# What the



## backcountry (May 19, 2016)

I'm not a sports fan but I even recognize how insane and entertaining this is


__ https://twitter.com/i/web/status/1397965741916360714


----------



## hunting777 (May 3, 2009)

That was pretty crazy! I have seen that several times and still just shake my head wondering why.


----------



## PBH (Nov 7, 2007)

crazy. And also sad. 

Pro's are so stinking good that most of the time they get away with not doing the fundamentals. A little hustle by the first baseman would have resulted in out #3. Compound the error by the first baseman with the the rest of the defense sitting around watching the action... Why did nobody cover 1?

The sad part is that our kids watch this stuff, and then they think they don't need to follow through with doing the little things either...
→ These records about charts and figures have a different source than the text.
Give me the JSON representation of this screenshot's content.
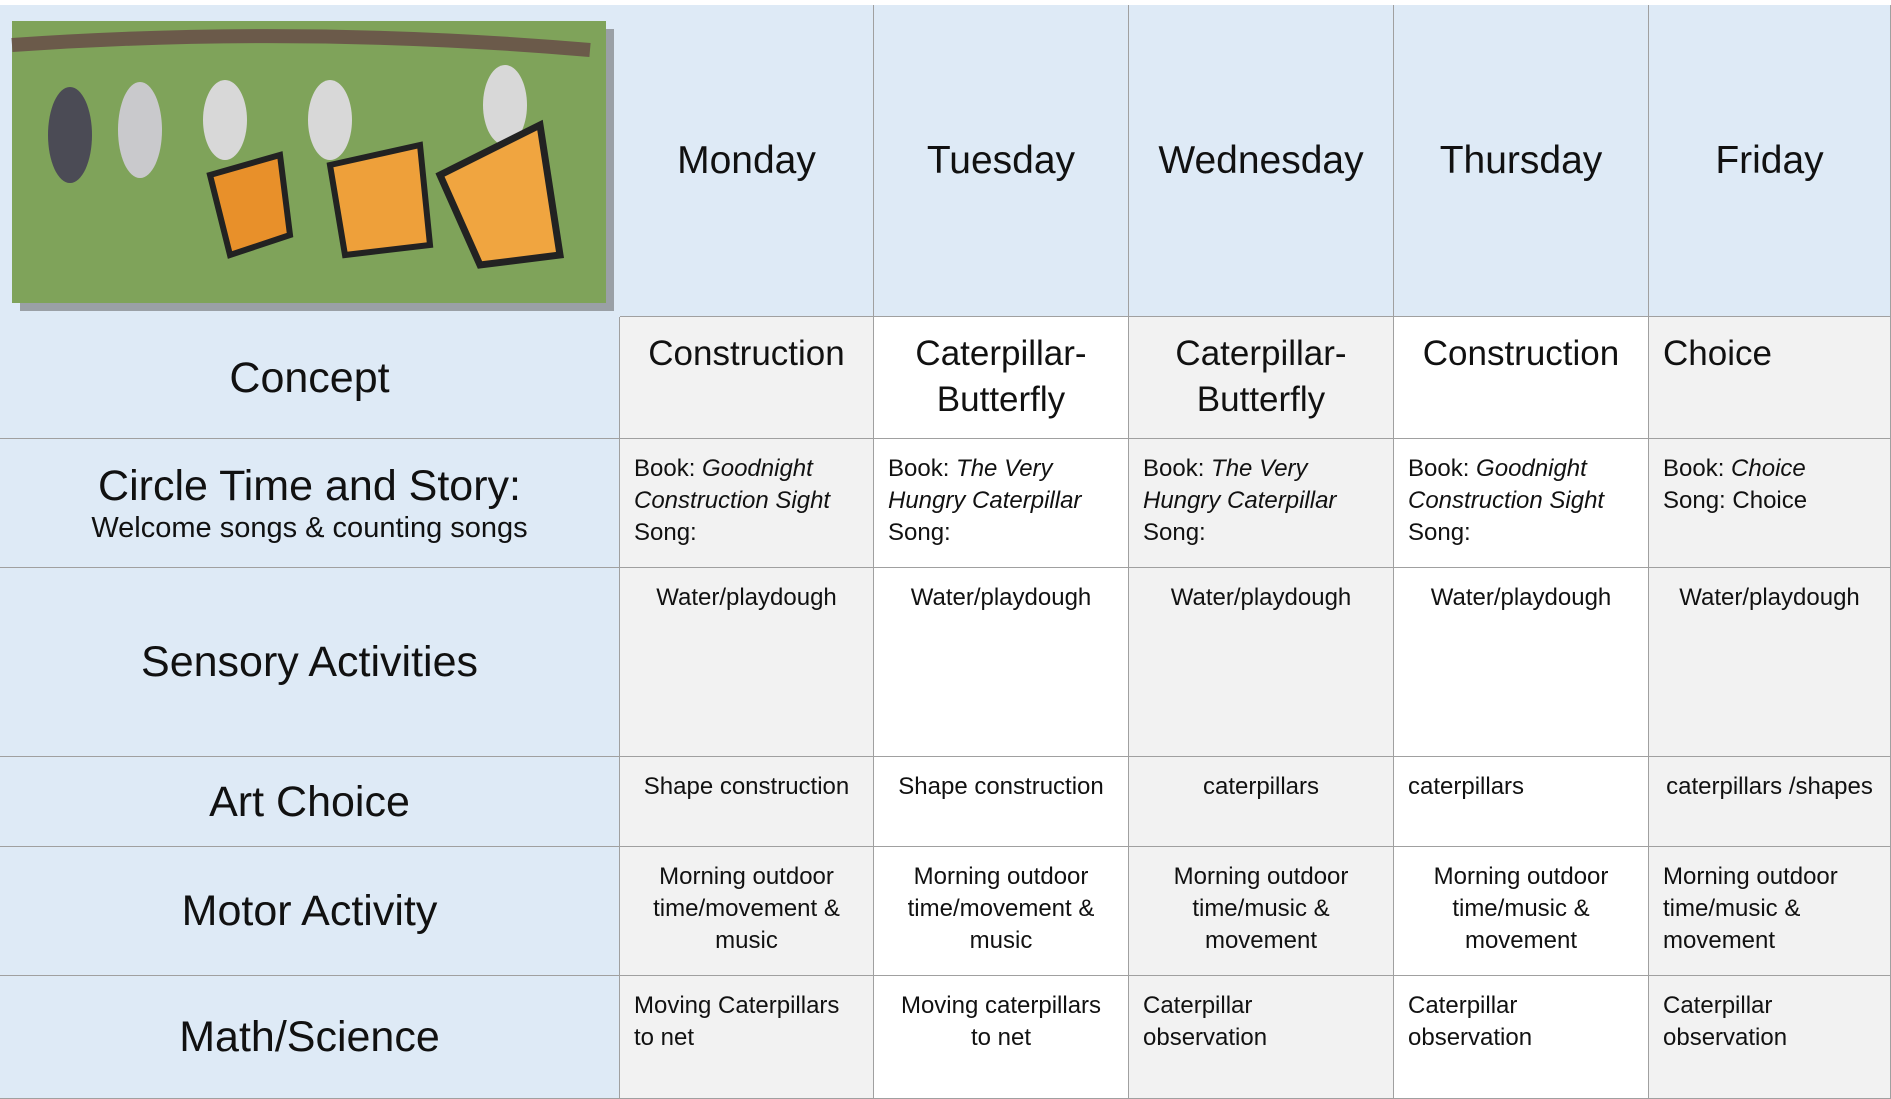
{
  "header": {
    "days": [
      "Monday",
      "Tuesday",
      "Wednesday",
      "Thursday",
      "Friday"
    ]
  },
  "rows": [
    {
      "label": "Concept",
      "cells": [
        "Construction",
        "Caterpillar-Butterfly",
        "Caterpillar-Butterfly",
        "Construction",
        "Choice"
      ]
    },
    {
      "label": "Circle Time and Story:",
      "sublabel": "Welcome songs & counting songs",
      "cells": [
        {
          "book_label": "Book:",
          "book": "Goodnight Construction Sight",
          "song_label": "Song:"
        },
        {
          "book_label": "Book:",
          "book": "The Very Hungry Caterpillar",
          "song_label": "Song:"
        },
        {
          "book_label": "Book:",
          "book": "The Very Hungry Caterpillar",
          "song_label": "Song:"
        },
        {
          "book_label": "Book:",
          "book": "Goodnight Construction Sight",
          "song_label": "Song:"
        },
        {
          "book_label": "Book:",
          "book": "Choice",
          "song_label": "Song:",
          "song": "Choice"
        }
      ]
    },
    {
      "label": "Sensory Activities",
      "cells": [
        "Water/playdough",
        "Water/playdough",
        "Water/playdough",
        "Water/playdough",
        "Water/playdough"
      ]
    },
    {
      "label": "Art Choice",
      "cells": [
        "Shape construction",
        "Shape construction",
        "caterpillars",
        "caterpillars",
        "caterpillars /shapes"
      ]
    },
    {
      "label": "Motor Activity",
      "cells": [
        "Morning outdoor time/movement & music",
        "Morning outdoor time/movement & music",
        "Morning outdoor time/music & movement",
        "Morning outdoor time/music & movement",
        "Morning outdoor time/music & movement"
      ]
    },
    {
      "label": "Math/Science",
      "cells": [
        "Moving Caterpillars to net",
        "Moving caterpillars to net",
        "Caterpillar observation",
        "Caterpillar observation",
        "Caterpillar observation"
      ]
    }
  ]
}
Of course, you can look at this from the offensive perspective and say that the batter did exactly what he's supposed to do in providing an opportunity for the guy on 3rd to score.


----------



## Vanilla (Dec 11, 2009)

PBH said:


> crazy. And also sad.
> 
> Pro's are so stinking good that most of the time they get away with not doing the fundamentals. A little hustle by the first baseman would have resulted in out #3. Compound the error by the first baseman with the the rest of the defense sitting around watching the action... Why did nobody cover 1?
> 
> ...


A little hustle, or just touching his bag. 🤷‍♂️


----------